PS.: Looking at the source code, the connection closing logic in hlsenc_io_close
(https://github.com/FFmpeg/FFmpeg/blob/bb01baae269cd2d7a0e61dc9bf327168edd43b04/libavformat/hlsenc.c#L273)
seems to differ from the opening logic in hlsenc_io_open
(https://github.com/FFmpeg/FFmpeg/blob/bb01baae269cd2d7a0e61dc9bf327168edd43b04/libavformat/hlsenc.c#L251).
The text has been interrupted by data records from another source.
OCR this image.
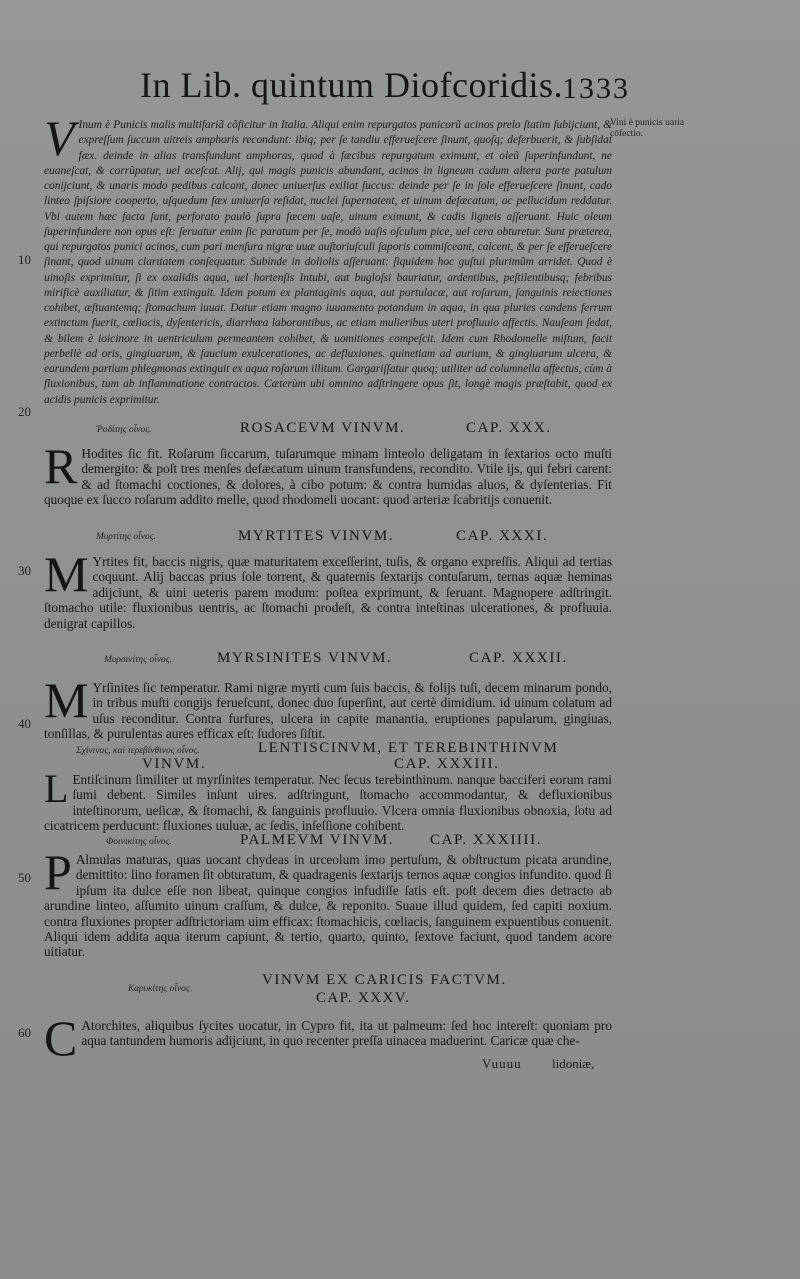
In Lib. quintum Diofcoridis. 1333
Vini è punicis uaria cōfectio.
10
20
30
40
50
60
V Inum è Punicis malis multifariã cõficitur in Italia. Aliqui enim repurgatos punicorũ acinos prelo ſtatim ſubijciunt, & expreſſum ſuccum uitreis amphoris recondunt: ibiq; per ſe tandiu efferueſcere ſinunt, quoſq; deferbuerit, & ſubſidat fæx. deinde in alias transfundunt amphoras, quod à fæcibus repurgatum eximunt, et oleũ ſuperinfundunt, ne euaneſcat, & corrũpatur, uel aceſcat. Alij, qui magis punicis abundant, acinos in ligneum cadum altera parte patulum conijciunt, & unaris modo pedibus calcant, donec uniuerſus exiliat ſuccus: deinde per ſe in ſole efferueſcere ſinunt, cado linteo ſpiſsiore cooperto, uſquedum fæx uniuerſa reſidat, nuclei ſupernatent, et uinum defæcatum, ac pellucidum reddatur. Vbi autem hæc facta ſunt, perforato paulò ſupra fæcem uaſe, uinum eximunt, & cadis ligneis aſſeruant. Huic oleum ſuperinfundere non opus eſt: ſeruatur enim ſic paratum per ſe, modò uaſis oſculum pice, uel cera obturetur. Sunt præterea, qui repurgatos punici acinos, cum pari menſura nigræ uuæ auſtoriuſculi ſaporis commiſceant, calcent, & per ſe efferueſcere ſinant, quod uinum clarιtatem conſequatur. Subinde in doliolis aſſeruant: ſiquidem hoc guſtui plurimũm arridet. Quod è uinoſis exprimitur, ſi ex oxalidis aqua, uel hortenſis Intubi, aut bugloſsi bauriatur, ardentibus, peſtilentibusq; febribus mirificè auxiliatur, & ſitim extinguit. Idem potum ex plantaginis aqua, aut portulacæ, aut roſarum, ſanguinis reiectiones cohibet, æſtuantemq; ſtomachum iuuat. Datur etiam magno iuuamento potandum in aqua, in qua pluries candens ferrum extinctum fuerit, cœliacis, dyſentericis, diarrhœa laborantibus, ac etiam mulieribus uteri profluuio affectis. Nauſeam ſedat, & bilem è ioicinore in uentriculum permeantem cohibet, & uomitiones compeſcit. Idem cum Rhodomelle miſtum, facit perbellè ad oris, gingiuarum, & faucium exulcerationes, ac defluxiones. quinetiam ad aurium, & gingiuarum ulcera, & earundem partium phlegmonas extinguit ex aqua roſarum illitum. Gargariſſatur quoq; utiliter ad columnella affectus, cùm à fluxionibus, tum ab inflammatione contractos. Cæterùm ubi omnino adſtringere opus ſit, longè magis præſtabit, quod ex acidis punicis exprimitur.
Ῥοδίτης οἶνος.	ROSACEVM VINVM.	CAP. XXX.
R Hodites ſic fit. Roſarum ſiccarum, tuſarumque minam linteolo deligatam in ſextarios octo muſti demergito: & poſt tres menſes defæcatum uinum transfundens, recondito. Vtile ijs, qui febri carent: & ad ſtomachi coctiones, & dolores, à cibo potum: & contra humidas aluos, & dyſenterias. Fit quoque ex ſucco roſarum addito melle, quod rhodomeli uocant: quod arteriæ ſcabritijs conuenit.
Μυρτίτης οἶνος.	MYRTITES VINVM.	CAP. XXXI.
M Yrtites fit, baccis nigris, quæ maturitatem exceſſerint, tuſis, & organo expreſſis. Aliqui ad tertias coquunt. Alij baccas prius ſole torrent, & quaternis ſextarijs contuſarum, ternas aquæ heminas adijciunt, & uini ueteris parem modum: poſtea exprimunt, & ſeruant. Magnopere adſtringit. ſtomacho utile: fluxionibus uentris, ac ſtomachi prodeſt, & contra inteſtinas ulcerationes, & profluuia. denigrat capillos.
Μυρσινίτης οἶνος.	MYRSINITES VINVM.	CAP. XXXII.
M Yrſinites ſic temperatur. Rami nigræ myrti cum ſuis baccis, & folijs tuſi, decem minarum pondo, in tribus muſti congijs ferueſcunt, donec duo ſuperſint, aut certè dimidium. id uinum colatum ad uſus reconditur. Contra furfures, ulcera in capite manantia, eruptiones papularum, gingiuas, tonſillas, & purulentas aures efficax eſt: ſudores ſiſtit.
Σχίνινος, καὶ τερεβίνθινος οἶνος.	LENTISCINVM, ET TEREBINTHINVM
VINVM.	CAP. XXXIII.
L Entiſcinum ſimiliter ut myrſinites temperatur. Nec ſecus terebinthinum. nanque bacciferi eorum rami ſumi debent. Similes inſunt uires. adſtringunt, ſtomacho accommodantur, & defluxionibus inteſtinorum, ueſicæ, & ſtomachi, & ſanguinis profluuio. Vlcera omnia fluxionibus obnoxia, ſotu ad cicatricem perducunt: fluxiones uuluæ, ac ſedis, inſeſſione cohibent.
Φοινικίτης οἶνος.	PALMEVM VINVM. CAP. XXXIIII.
P Almulas maturas, quas uocant chydeas in urceolum imo pertuſum, & obſtructum picata arundine, demittito: lino foramen ſit obturatum, & quadragenis ſextarijs ternos aquæ congios infundito. quod ſi ipſum ita dulce eſſe non libeat, quinque congios infudiſſe ſatis eſt. poſt decem dies detracto ab arundine linteo, aſſumito uinum craſſum, & dulce, & reponito. Suaue illud quidem, ſed capiti noxium. contra fluxiones propter adſtrictoriam uim efficax: ſtomachicis, cœliacis, ſanguinem expuentibus conuenit. Aliqui idem addita aqua iterum capiunt, & tertio, quarto, quinto, ſextove faciunt, quod tandem acore uitiatur.
Καρυκίτης οἶνος.
VINVM EX CARICIS FACTVM.
CAP. XXXV.
C Atorchites, aliquibus ſycites uocatur, in Cypro fit, ita ut palmeum: ſed hoc intereſt: quoniam pro aqua tantundem humoris adijciunt, in quo recenter preſſa uinacea maduerint. Caricæ quæ che-
Vuuuu lidoniæ,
The difference seems to be related only to encryption. However, if I remove
"|| hls->key_info_file || hls->encrypt" in hlsenc_io_close to make the it symmetric
to hlsenc_io_open, the connections are still closed, but with slightly different
packets in the lower TCP/IP layers. The issue remains.